Our expectation is that the balance of immunoglobulin isotype response (IgE, IgG, and IgG4) is reflective of the antigen-specific immune response and will occur over time. We anticipate an increase in T regulatory specific cytokines, such as IL-10 and TGF-beta, that will parallel early clinical responses and that may indicate immune deviation toward tolerance. The conversion from Th2 to Th1 cytokine responses would have a similar clinical effect of making a subject less sensitive to tree nuts, but this would likely occur through an alternative mechanism or a mechanism combining T regulatory activation with other T cell changes. A change in basophil activation would indicate that subjects would be less sensitive to a specific tree nut, and we anticipate that response would be in parallel to the finding of clinical desensitization but may not indicate clinical tolerance development. Overall, we will assess these immune parameters over time and in conjunction with clinical levels of reactivity to determine which mechanism(s) is relevant for effective walnut OIT.
STUDY DESIGN
This walnut OIT study is a randomized, blinded, placebo controlled study based on previous experience at The Children's Hospital of Philadelphia (CHOP) using OIT in food allergic subjects.

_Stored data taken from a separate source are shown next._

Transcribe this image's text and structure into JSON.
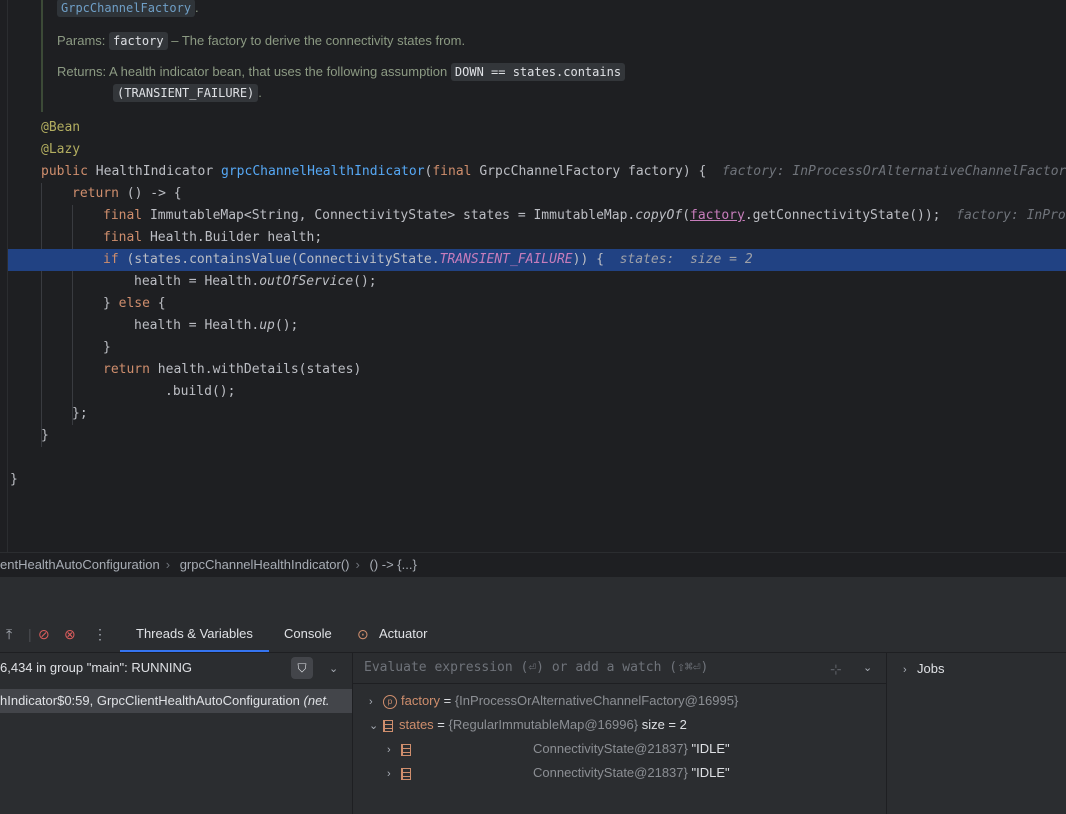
{
  "doc": {
    "link_chip": "GrpcChannelFactory",
    "link_period": ".",
    "params_label": "Params:",
    "param_name": "factory",
    "param_desc": "– The factory to derive the connectivity states from.",
    "returns_label": "Returns:",
    "returns_desc": "A health indicator bean, that uses the following assumption",
    "returns_code_1": "DOWN == states.contains",
    "returns_code_2": "(TRANSIENT_FAILURE)",
    "returns_period": "."
  },
  "code": {
    "ann_bean": "@Bean",
    "ann_lazy": "@Lazy",
    "l3_public": "public",
    "l3_type": " HealthIndicator ",
    "l3_method": "grpcChannelHealthIndicator",
    "l3_open": "(",
    "l3_final": "final",
    "l3_params": " GrpcChannelFactory factory) {",
    "l3_hint": "factory: InProcessOrAlternativeChannelFactory",
    "l4_return": "return",
    "l4_rest": " () -> {",
    "l5_final": "final",
    "l5_a": " ImmutableMap<String, ConnectivityState> states = ImmutableMap.",
    "l5_copy": "copyOf",
    "l5_open": "(",
    "l5_factory": "factory",
    "l5_b": ".getConnectivityState());",
    "l5_hint": "factory: InProcessOrAlternativeChannelFactory",
    "l6_final": "final",
    "l6_rest": " Health.Builder health;",
    "l7_if": "if",
    "l7_a": " (states.containsValue(ConnectivityState.",
    "l7_const": "TRANSIENT_FAILURE",
    "l7_b": ")) {",
    "l7_hint": "states:  size = 2",
    "l8_a": "health = Health.",
    "l8_fn": "outOfService",
    "l8_b": "();",
    "l9_a": "} ",
    "l9_else": "else",
    "l9_b": " {",
    "l10_a": "health = Health.",
    "l10_fn": "up",
    "l10_b": "();",
    "l11": "}",
    "l12_return": "return",
    "l12_rest": " health.withDetails(states)",
    "l13": ".build();",
    "l14": "};",
    "l15": "}",
    "l17": "}"
  },
  "breadcrumbs": {
    "class": "entHealthAutoConfiguration",
    "method": "grpcChannelHealthIndicator()",
    "lambda": "() -> {...}",
    "sep": "›"
  },
  "debug": {
    "tabs": [
      "Threads & Variables",
      "Console",
      "Actuator"
    ],
    "thread_text": "6,434 in group \"main\": RUNNING",
    "frame_text": "hIndicator$0:59, GrpcClientHealthAutoConfiguration",
    "frame_pkg": "(net.",
    "eval_placeholder": "Evaluate expression (⏎) or add a watch (⇧⌘⏎)",
    "vars": [
      {
        "name": "factory",
        "eq": " = ",
        "value": "{InProcessOrAlternativeChannelFactory@16995}",
        "extra": ""
      },
      {
        "name": "states",
        "eq": " = ",
        "value": "{RegularImmutableMap@16996}",
        "extra": "size = 2"
      },
      {
        "name": "",
        "eq": "",
        "value": "ConnectivityState@21837}",
        "extra": "\"IDLE\""
      },
      {
        "name": "",
        "eq": "",
        "value": "ConnectivityState@21837}",
        "extra": "\"IDLE\""
      }
    ],
    "jobs_label": "Jobs"
  }
}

CHOP will enroll 6 subjects (4 in the active treatment and 2 in the placebo treatment arms). Non-CHOP sites will enroll 24 subjects, making a total of 30 (20 in the active treatment and 10 in the placebo treatment arms) children and adults with walnut allergy and a second tree nut allergy. Subjects will be randomized in a 2:1 ratio into either an active treatment group (final dose 1500 mg walnut protein, n=20) or a placebo group (n=10). Subjects will undergo a one-day desensitization protocol designed to enable the subject to tolerate 6 mg of walnut protein or placebo (initial day escalation phase). After the initial escalation day achieving at least 1.5 mg and up to 6 mg of walnut protein or placebo, dosing build-up will occur every two weeks through dose 24 at 34 weeks. A maintenance dose will be given for 4 weeks followed by a 5 gram protein OFC to walnut and a 5 gram protein OFC to a second tree nut (at ~38 weeks), after which the study will be unblinded. Placebo subjects that fail the OFC will be crossed over to active treatment and escalated as described to the 1500 mg target dose. All subjects will be followed for a total of 142 weeks on active treatment which will be followed by an OFC (both on and then off therapy) to walnut and the second tree nut at the end of long-term maintenance therapy. Subjects that have a reduction in serum specific IgE to <5kU/L to walnut and the test tree nut before 142 weeks will be eligible for a tolerance OFC.